Gadis dengan Sejuta Senyum yang Kutemui di Kampus Kaca
*Sebuah Cerpen
Saat ini aku melihatnya berlarian di tengah hujan. Kali
ini dressnya merah muda. Tangannya sesekali dia tengadahkan, sekedar
mengkonfirmasi–apa rinai yang ia lihat, sama derasnya dengan yang ia rasakan.
Lalu ia kembali melanjutkan perjalanan, dan tersenyum. Beberapa saat lalu,
kutemui dirinya terengah-engah. Naik turun tangga, lalu kami kembali bertemu di
tempat fotokopi, dia merapikan berkasnya. Rasa-rasanya dia sedang riweuh…sedang
buru-buru, jemarinya ia ketukkan di atas meja saat petugas fotokopi lambat
melayaninya. Kemudian dengan pelayananan yang alakadarnya, wajah super ketus,
petugas itu bilang,
“Uang kecil aja sih mbak, nggak ada kembalian.”
Sambil menyodorkan dengan kasar. Aku yang menyaksikannya saja ingin mengumpat.
Tapi gadis itu tersenyum,
“Nggak ada tuh mas. Yasudah mas bawa dulu saja uang
saya. Saya buru-buru.”
“Loh mbak–” lalu
dia beralih begitu saja.
Esoknya aku bertemu lagi dengan gadis itu, di jalan
penyebrangan dekat kampus. Lagi-lagi dia sedang tersenyum, sedang membawa
bingkisan yang ada di bungkusan plastik. Padahal kantong kresek yang dibawa di
tangan kanannya itu berat–tampak karena saking masih banyaknya isi yang ada
bungkus disitu.
Pernah kutemui juga dia di kantin, sedang berkumpul
dengan beberapa sahabatnya.

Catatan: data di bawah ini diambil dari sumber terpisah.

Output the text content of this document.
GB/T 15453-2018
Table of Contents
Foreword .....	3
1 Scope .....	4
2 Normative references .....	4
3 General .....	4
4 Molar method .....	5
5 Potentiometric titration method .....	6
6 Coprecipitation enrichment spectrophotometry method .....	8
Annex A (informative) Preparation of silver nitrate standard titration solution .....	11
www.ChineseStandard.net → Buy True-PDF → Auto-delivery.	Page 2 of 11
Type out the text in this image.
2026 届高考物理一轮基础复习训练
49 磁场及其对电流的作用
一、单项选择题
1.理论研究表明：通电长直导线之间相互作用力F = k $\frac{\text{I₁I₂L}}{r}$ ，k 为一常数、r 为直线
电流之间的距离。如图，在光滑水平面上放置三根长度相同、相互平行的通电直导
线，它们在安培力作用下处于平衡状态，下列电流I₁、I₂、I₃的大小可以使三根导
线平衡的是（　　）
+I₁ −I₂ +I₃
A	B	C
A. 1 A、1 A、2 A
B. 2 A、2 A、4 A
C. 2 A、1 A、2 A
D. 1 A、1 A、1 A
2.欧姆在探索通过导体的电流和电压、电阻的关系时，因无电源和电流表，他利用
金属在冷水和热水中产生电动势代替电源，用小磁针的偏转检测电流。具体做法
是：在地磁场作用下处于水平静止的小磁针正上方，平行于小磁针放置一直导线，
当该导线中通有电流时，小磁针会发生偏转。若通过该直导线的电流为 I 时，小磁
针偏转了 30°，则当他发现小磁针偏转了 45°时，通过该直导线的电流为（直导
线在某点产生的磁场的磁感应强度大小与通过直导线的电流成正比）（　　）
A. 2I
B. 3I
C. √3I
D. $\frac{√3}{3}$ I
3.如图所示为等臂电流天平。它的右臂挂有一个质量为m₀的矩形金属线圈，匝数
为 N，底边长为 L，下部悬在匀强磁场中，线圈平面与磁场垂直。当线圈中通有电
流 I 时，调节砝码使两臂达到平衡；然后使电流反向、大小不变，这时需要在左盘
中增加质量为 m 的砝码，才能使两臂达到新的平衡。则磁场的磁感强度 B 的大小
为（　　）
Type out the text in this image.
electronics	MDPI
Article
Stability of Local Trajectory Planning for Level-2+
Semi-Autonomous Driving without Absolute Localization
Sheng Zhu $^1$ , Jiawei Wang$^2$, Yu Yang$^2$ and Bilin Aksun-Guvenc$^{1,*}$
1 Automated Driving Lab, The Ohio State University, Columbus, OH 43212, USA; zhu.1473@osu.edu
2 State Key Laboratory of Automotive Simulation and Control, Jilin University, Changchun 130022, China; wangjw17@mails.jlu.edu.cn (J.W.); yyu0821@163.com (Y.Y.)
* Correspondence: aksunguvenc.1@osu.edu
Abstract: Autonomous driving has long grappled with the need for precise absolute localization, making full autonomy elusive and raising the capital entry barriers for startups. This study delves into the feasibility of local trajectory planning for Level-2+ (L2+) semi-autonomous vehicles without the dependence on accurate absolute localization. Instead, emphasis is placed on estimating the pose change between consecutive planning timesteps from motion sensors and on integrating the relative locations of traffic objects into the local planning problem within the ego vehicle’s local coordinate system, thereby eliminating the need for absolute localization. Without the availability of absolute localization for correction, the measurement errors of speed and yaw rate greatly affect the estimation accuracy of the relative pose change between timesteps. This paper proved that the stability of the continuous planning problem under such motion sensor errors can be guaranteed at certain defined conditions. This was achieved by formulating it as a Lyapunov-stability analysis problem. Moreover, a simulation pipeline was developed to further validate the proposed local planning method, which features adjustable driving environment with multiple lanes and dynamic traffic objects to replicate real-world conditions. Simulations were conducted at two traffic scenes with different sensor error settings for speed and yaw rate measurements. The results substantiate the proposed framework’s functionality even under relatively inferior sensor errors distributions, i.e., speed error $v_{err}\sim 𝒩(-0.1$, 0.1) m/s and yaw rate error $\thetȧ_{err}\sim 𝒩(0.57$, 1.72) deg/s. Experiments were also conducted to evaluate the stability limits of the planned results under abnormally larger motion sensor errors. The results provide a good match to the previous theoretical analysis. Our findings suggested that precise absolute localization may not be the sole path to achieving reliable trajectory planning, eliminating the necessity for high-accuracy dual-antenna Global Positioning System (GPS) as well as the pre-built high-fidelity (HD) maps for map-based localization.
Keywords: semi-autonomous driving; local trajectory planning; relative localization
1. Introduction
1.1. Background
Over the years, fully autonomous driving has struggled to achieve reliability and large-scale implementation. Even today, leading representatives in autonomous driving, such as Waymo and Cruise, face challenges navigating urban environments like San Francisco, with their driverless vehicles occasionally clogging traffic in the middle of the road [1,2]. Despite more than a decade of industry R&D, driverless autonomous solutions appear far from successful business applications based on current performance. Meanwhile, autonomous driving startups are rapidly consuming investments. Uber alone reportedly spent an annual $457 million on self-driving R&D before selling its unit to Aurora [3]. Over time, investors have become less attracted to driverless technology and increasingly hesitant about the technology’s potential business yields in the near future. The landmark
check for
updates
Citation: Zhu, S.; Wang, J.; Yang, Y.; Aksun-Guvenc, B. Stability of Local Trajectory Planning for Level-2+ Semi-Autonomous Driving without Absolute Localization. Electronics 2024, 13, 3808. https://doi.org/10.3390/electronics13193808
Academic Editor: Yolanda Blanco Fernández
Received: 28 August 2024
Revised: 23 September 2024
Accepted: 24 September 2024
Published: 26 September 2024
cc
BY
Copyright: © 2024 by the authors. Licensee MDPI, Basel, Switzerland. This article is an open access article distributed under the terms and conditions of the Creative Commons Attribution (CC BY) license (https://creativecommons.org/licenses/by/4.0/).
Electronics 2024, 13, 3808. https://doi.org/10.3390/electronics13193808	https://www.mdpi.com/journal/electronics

Di bawah kipas angin, kerudungnya tertiup hingga
sedikit berkibar. Rupanya dia tak pernah sadar jika sedang kuamati. Sambil
menyuap beberapa sendok nasi, ia mendengarkan sahabatnya bercerita, dengan
menggebu-gebu. Dia sesekali menimpali dengan tak kalah cerianya. Lagi-lagi kudapati
ekspresi yang sama, dia tersenyum.
Pun saat dia jalan pergi ke parkiran…dia hanya terdiam
melihat parkir yang tak beraturan. Sepertinya dia sedang berpikir dan menghela
nafas. Gadis itu keberatan menggeser motornya sendiri, butuh waktu cukup lama
untuk mengeluarkan kendaraan maticnya dari kerumunan motor.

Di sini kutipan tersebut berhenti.